Tag Archives: saltygme

Zlib vs. XZ on 2SF

I recently released my Game Music Appreciation website. It allows users to play an enormous range of video game music directly in their browsers. To do this, the site has to host the music. And since I’m a compression bore, I have to know how small I can practically make these music files. I already published the results of my effort to see if XZ could beat RAR (RAR won, but only slightly, and I still went with XZ for the project) on the corpus of Super Nintendo chiptune sets. Next is the corpus of Nintendo DS chiptunes.

Repacking Nintendo DS 2SF
The prevailing chiptune format for storing Nintendo DS songs is the .2sf format. This is a subtype of the Portable Sound Format (PSF). The designers had the foresight to build compression directly into the format. Much of payload data in a PSF file is compressed with zlib. Since I already incorporated Embedded XZ into the player project, I decided to try repacking the PSF payload data from zlib -> xz.
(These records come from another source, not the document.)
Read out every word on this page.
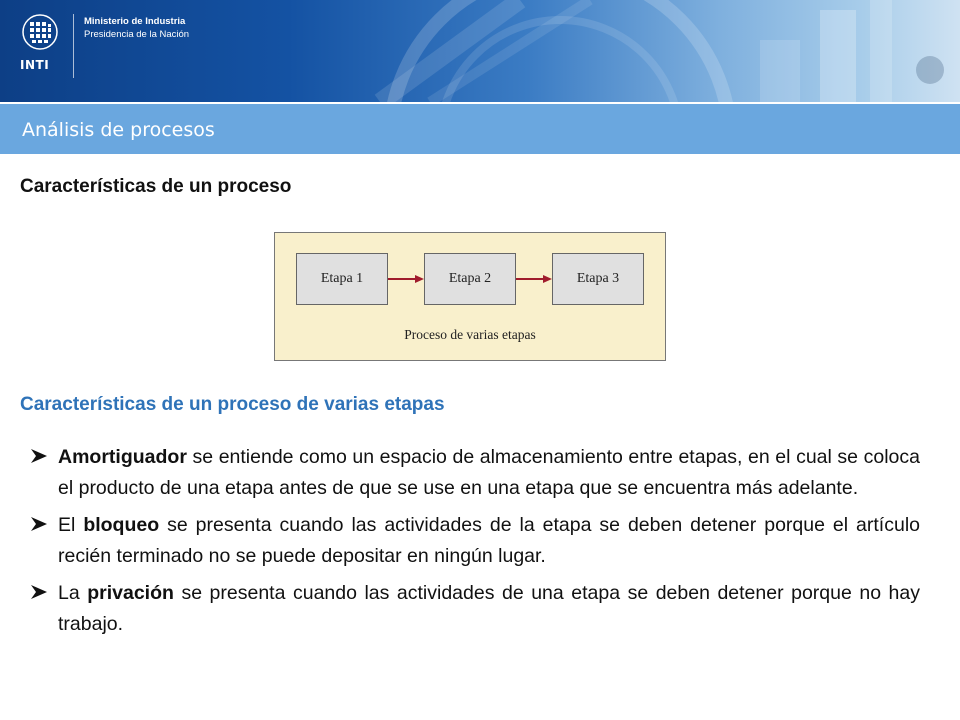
INTI
Ministerio de Industria
Presidencia de la Nación
Análisis de procesos
Características de un proceso
Etapa 1	Etapa 2	Etapa 3
Proceso de varias etapas
Características de un proceso de varias etapas
Amortiguador se entiende como un espacio de almacenamiento entre etapas, en el cual se coloca el producto de una etapa antes de que se use en una etapa que se encuentra más adelante.
El bloqueo se presenta cuando las actividades de la etapa se deben detener porque el artículo recién terminado no se puede depositar en ningún lugar.
La privación se presenta cuando las actividades de una etapa se deben detener porque no hay trabajo.
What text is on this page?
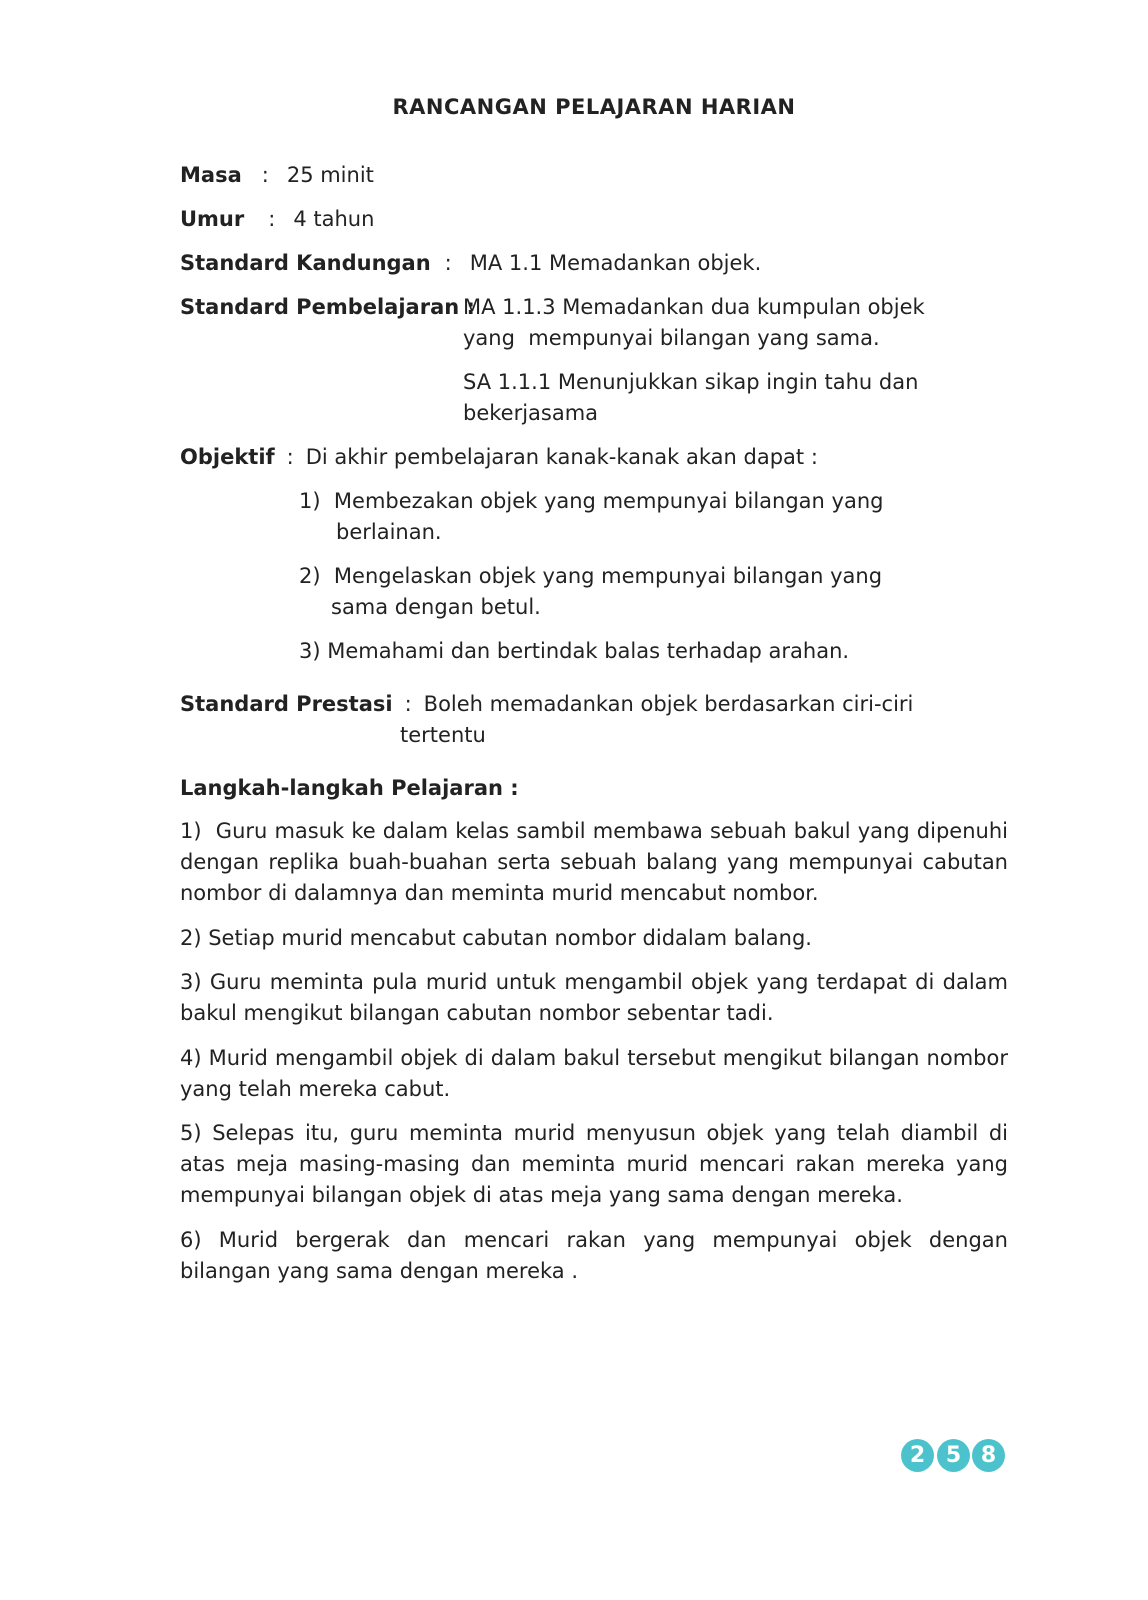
RANCANGAN PELAJARAN HARIAN
Masa : 25 minit
Umur : 4 tahun
Standard Kandungan : MA 1.1 Memadankan objek.
Standard Pembelajaran :
MA 1.1.3 Memadankan dua kumpulan objek
yang  mempunyai bilangan yang sama.
SA 1.1.1 Menunjukkan sikap ingin tahu dan
bekerjasama
Objektif : Di akhir pembelajaran kanak-kanak akan dapat :
1)  Membezakan objek yang mempunyai bilangan yang
berlainan.
2)  Mengelaskan objek yang mempunyai bilangan yang
sama dengan betul.
3) Memahami dan bertindak balas terhadap arahan.
Standard Prestasi : Boleh memadankan objek berdasarkan ciri-ciri
tertentu
Langkah-langkah Pelajaran :
1)  Guru masuk ke dalam kelas sambil membawa sebuah bakul yang dipenuhi dengan replika buah-buahan serta sebuah balang yang mempunyai cabutan nombor di dalamnya dan meminta murid mencabut nombor.
2) Setiap murid mencabut cabutan nombor didalam balang.
3) Guru meminta pula murid untuk mengambil objek yang terdapat di dalam bakul mengikut bilangan cabutan nombor sebentar tadi.
4) Murid mengambil objek di dalam bakul tersebut mengikut bilangan nombor yang telah mereka cabut.
5) Selepas itu, guru meminta murid menyusun objek yang telah diambil di atas meja masing-masing dan meminta murid mencari rakan mereka yang mempunyai bilangan objek di atas meja yang sama dengan mereka.
6) Murid bergerak dan mencari rakan yang mempunyai objek dengan bilangan yang sama dengan mereka .
2 5 8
In an effort to not corrupt standards too much, I changed the ‘PSF’ file signature (seen in the first 3 bytes of a file) to ‘psf’.

Results
There are about 900 Nintendo DS games currently represented in my website’s archive. Total size of the original PSF archive, payloads packed with zlib: 2.992 GB. Total size of the same archive with payloads packed as xz: 2.059 GB.

Using xz vs. zlib saved me nearly a gigabyte of storage. That extra storage doesn’t really impact my hosting plan very much (I have 1/2 TB, which is why I’m so nonchalant about hosting the massive MPlayer Samples Archive). However, smaller individual files translates to a better user experience since the files are faster to download.
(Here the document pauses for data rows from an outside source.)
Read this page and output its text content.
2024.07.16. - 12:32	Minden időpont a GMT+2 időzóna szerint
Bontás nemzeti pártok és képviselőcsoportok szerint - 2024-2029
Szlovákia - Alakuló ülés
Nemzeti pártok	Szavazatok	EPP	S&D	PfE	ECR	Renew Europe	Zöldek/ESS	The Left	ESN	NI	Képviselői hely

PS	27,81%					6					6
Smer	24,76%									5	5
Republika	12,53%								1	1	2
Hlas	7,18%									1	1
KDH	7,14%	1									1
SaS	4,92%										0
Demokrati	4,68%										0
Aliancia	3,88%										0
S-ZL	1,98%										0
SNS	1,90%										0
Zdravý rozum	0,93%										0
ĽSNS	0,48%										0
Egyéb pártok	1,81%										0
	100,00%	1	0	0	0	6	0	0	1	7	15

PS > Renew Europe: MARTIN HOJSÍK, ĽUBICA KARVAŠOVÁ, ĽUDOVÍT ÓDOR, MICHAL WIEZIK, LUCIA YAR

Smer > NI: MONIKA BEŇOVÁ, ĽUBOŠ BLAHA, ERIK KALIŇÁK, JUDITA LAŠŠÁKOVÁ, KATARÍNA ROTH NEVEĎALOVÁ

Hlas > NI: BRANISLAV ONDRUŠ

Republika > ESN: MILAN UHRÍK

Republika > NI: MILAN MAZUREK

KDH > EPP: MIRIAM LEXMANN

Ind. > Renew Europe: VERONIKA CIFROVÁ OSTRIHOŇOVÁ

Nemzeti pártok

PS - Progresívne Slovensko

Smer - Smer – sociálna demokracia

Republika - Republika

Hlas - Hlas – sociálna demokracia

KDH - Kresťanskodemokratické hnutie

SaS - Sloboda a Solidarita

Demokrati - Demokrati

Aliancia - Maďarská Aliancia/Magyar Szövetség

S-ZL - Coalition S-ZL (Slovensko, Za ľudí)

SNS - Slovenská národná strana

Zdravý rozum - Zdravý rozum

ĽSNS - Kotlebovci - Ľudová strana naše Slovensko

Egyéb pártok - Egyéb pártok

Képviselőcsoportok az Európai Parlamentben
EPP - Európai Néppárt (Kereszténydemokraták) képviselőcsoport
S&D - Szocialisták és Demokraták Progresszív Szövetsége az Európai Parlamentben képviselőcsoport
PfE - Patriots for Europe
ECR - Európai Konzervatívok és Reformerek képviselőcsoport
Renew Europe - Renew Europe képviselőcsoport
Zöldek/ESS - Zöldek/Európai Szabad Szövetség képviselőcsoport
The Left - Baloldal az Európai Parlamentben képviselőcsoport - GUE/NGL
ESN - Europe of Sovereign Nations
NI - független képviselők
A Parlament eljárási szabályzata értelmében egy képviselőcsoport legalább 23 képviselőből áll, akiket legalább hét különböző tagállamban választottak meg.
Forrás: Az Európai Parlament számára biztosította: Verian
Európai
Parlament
Here is a pretty picture to illustrate the space savings:



The blue occasionally appears to dip below the orange but the data indicates that xz is always more efficient than zlib. Here’s the raw data (comes in vanilla CSV flavor too).

Interface Impact
So the good news for the end user is that the songs are faster to load up front. The downside is that there can be a noticeable delay when changing tracks. Even though all songs are packaged into one file for download, and the entire file is downloaded before playback begins, each song is individually compressed. Thus, changing tracks triggers another decompression operation. I’m toying the possibility of some sort of background process that decompresses song (n+1) while playing song (n) in order to help compensate for this.
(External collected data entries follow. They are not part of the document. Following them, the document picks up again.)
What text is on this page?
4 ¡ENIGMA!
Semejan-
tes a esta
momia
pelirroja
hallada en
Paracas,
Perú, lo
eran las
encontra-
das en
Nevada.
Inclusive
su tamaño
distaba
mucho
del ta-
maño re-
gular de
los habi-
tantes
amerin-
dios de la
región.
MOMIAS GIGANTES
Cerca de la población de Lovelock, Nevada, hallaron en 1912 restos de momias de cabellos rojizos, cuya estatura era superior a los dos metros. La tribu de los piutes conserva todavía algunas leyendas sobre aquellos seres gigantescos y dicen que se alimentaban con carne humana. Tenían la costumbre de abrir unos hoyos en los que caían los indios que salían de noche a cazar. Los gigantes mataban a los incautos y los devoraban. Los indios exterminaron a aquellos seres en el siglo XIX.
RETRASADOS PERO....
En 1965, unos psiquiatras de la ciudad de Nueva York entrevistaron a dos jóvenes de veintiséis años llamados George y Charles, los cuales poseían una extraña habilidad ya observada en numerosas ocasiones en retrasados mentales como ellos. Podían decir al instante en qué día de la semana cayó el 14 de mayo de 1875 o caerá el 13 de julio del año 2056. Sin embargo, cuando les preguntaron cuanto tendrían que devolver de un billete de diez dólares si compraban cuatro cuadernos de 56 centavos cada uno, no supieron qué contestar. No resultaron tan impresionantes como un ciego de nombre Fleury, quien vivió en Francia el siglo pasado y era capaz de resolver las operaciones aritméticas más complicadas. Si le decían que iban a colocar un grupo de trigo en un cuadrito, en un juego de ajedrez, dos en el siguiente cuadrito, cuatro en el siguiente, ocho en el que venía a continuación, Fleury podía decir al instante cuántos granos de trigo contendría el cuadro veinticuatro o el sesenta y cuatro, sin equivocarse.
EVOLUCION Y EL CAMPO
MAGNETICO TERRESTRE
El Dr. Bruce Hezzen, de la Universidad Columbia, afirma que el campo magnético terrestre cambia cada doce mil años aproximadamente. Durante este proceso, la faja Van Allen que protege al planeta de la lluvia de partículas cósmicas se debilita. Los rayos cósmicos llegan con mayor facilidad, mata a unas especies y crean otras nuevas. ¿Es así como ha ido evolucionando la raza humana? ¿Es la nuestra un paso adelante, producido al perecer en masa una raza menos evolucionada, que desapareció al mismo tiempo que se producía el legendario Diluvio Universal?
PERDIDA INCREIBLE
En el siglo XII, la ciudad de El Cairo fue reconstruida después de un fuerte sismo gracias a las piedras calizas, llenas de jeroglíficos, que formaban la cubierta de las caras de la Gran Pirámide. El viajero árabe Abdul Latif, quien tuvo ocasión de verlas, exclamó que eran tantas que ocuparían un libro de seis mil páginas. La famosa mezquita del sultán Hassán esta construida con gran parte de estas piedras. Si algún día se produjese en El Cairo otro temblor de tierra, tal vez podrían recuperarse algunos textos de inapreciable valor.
I don’t like the idea of decompressing everything up front because A) it would take even longer to start playing; and B) it would take a huge amount of memory.

Corner Case
There was at least one case in which I found zlib to be better than xz. It looks like zlib’s minimum block size is smaller than xz’s. I think I discovered xz to be unable to compress a few bytes to a block any smaller than about 60-64 bytes while zlib got it down into the teens. However, in those cases, it was more efficient to just leave the data uncompressed anyway.